Process Supervision of Confidence Margin for Calibrated LLM Reasoning
For LLM practitioners, this addresses the overconfidence problem in outcome-based RL, enabling more reliable confidence-based control and efficient compute allocation.
RLCM jointly optimizes LLM reasoning correctness and confidence calibration via a margin-enhanced process reward, improving calibration while maintaining or improving accuracy across math, code, logic, and science benchmarks.

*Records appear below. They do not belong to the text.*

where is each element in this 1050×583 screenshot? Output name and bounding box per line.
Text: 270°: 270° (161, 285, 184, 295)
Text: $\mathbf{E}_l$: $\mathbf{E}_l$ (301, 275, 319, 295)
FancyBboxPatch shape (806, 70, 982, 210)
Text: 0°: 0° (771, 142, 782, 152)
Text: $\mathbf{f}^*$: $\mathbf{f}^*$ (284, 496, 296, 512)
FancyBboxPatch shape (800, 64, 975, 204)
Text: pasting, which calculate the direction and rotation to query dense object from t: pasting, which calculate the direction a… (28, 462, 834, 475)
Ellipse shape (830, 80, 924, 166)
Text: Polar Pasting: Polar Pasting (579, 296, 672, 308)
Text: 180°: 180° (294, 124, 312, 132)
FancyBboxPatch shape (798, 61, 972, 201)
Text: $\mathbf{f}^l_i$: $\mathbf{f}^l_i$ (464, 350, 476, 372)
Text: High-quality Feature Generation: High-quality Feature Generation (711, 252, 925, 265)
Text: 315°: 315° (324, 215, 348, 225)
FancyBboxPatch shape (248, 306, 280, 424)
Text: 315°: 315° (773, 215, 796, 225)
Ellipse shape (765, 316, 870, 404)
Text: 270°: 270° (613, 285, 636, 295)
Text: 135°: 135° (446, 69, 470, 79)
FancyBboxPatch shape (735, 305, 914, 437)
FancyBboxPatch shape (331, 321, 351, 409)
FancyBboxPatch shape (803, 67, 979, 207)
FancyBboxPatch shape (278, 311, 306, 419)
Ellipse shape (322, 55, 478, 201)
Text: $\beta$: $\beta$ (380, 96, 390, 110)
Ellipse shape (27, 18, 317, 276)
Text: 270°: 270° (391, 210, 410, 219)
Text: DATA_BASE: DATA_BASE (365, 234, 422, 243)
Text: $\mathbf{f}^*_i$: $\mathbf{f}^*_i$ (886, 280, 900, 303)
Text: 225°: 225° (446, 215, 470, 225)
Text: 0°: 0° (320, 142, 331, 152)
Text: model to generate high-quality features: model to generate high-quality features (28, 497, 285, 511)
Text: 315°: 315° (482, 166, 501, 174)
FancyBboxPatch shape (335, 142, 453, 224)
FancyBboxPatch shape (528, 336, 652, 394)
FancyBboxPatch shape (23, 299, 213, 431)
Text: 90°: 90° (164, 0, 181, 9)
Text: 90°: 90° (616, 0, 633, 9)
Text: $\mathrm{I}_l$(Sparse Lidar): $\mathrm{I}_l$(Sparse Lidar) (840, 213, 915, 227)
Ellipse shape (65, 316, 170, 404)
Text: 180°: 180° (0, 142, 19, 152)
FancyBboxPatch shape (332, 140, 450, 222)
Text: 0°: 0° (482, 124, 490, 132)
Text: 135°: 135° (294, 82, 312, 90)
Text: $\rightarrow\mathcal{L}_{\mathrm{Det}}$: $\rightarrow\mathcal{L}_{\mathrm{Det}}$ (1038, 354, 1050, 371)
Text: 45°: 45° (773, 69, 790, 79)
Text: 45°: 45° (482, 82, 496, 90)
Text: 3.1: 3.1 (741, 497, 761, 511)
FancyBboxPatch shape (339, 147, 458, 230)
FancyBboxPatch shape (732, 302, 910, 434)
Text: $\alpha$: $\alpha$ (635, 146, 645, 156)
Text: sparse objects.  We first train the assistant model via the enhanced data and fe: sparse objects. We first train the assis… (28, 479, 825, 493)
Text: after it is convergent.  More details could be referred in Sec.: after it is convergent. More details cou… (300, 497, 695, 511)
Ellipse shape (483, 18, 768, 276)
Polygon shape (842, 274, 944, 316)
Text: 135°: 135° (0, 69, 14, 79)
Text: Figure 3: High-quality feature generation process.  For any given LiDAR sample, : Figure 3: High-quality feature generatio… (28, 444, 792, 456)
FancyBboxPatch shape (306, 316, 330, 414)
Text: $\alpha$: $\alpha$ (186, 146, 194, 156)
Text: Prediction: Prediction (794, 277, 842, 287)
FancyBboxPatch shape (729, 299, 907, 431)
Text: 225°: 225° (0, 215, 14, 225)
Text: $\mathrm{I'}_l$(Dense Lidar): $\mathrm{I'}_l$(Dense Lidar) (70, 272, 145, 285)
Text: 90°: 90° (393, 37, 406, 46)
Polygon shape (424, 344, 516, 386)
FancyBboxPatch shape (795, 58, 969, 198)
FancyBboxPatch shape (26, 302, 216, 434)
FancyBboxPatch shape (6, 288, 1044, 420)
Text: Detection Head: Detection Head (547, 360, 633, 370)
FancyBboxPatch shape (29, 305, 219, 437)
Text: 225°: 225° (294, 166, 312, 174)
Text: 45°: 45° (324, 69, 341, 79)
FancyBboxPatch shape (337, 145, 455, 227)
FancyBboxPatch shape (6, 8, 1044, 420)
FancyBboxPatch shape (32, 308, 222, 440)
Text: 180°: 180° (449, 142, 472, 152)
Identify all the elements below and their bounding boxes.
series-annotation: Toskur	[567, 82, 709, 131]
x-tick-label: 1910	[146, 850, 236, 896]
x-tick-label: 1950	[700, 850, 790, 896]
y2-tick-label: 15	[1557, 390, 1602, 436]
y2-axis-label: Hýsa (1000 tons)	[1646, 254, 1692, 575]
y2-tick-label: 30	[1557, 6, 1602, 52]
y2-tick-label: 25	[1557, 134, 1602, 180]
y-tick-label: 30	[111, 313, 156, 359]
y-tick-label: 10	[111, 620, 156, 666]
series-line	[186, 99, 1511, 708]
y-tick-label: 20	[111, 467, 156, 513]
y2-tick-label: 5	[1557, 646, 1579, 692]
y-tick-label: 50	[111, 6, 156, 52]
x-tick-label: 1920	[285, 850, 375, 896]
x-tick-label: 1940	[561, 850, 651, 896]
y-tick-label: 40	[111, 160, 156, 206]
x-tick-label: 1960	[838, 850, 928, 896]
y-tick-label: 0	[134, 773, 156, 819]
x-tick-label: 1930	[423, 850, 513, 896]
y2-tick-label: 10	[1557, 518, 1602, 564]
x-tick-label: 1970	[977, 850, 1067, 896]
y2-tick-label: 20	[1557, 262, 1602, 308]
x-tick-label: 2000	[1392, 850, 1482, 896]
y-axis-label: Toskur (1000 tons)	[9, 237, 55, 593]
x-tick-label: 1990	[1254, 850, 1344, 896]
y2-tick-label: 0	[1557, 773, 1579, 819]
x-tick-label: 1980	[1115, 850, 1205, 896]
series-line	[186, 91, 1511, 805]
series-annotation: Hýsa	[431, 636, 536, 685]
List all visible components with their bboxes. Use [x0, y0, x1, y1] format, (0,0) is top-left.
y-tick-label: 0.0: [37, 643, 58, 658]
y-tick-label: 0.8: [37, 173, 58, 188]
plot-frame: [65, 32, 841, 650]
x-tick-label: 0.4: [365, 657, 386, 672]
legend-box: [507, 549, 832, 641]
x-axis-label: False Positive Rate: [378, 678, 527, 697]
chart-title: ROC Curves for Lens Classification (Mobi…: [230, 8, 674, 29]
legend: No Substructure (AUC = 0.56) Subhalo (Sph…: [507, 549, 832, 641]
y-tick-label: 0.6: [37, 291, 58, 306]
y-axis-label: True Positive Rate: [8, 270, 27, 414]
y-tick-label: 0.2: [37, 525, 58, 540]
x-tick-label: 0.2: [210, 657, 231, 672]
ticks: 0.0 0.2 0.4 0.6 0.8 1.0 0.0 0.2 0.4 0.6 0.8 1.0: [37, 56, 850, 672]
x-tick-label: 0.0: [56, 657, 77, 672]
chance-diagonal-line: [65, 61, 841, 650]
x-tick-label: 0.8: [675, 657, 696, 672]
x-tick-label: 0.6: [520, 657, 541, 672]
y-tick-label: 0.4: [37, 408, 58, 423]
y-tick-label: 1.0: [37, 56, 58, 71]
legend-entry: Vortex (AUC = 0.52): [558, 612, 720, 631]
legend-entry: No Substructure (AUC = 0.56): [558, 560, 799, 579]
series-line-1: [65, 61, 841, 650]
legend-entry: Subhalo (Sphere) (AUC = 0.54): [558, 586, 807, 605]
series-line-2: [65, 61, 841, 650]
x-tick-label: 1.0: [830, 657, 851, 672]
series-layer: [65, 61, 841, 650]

Scaling test-time computation with reinforcement learning (RL) has emerged as a reliable path to improve large language models (LLM) reasoning ability. Yet, outcome-based reward often incentivizes models to be overconfident, leading to hallucinations, unreliable confidence-based control, and unnecessary compute allocation. We introduce Reinforcement Learning with Confidence Margin (\textbf{RLCM}), a calibration-aware RL framework that jointly optimizes correctness and confidence reliability via a margin-enhanced process reward over intermediate-budget completions. Rather than aligning confidence to correctness likelihoods, RLCM encourages to widen the confidence margin between correct and incorrect steps within a single reasoning trajectory. Across mathematical, code, logic and science benchmarks, our method substantially improves calibration while maintaining or improving accuracy. We further show that, with calibrated confidence signals, the resulting models enable more efficient conformal risk control and effective confidence-weighted aggregation.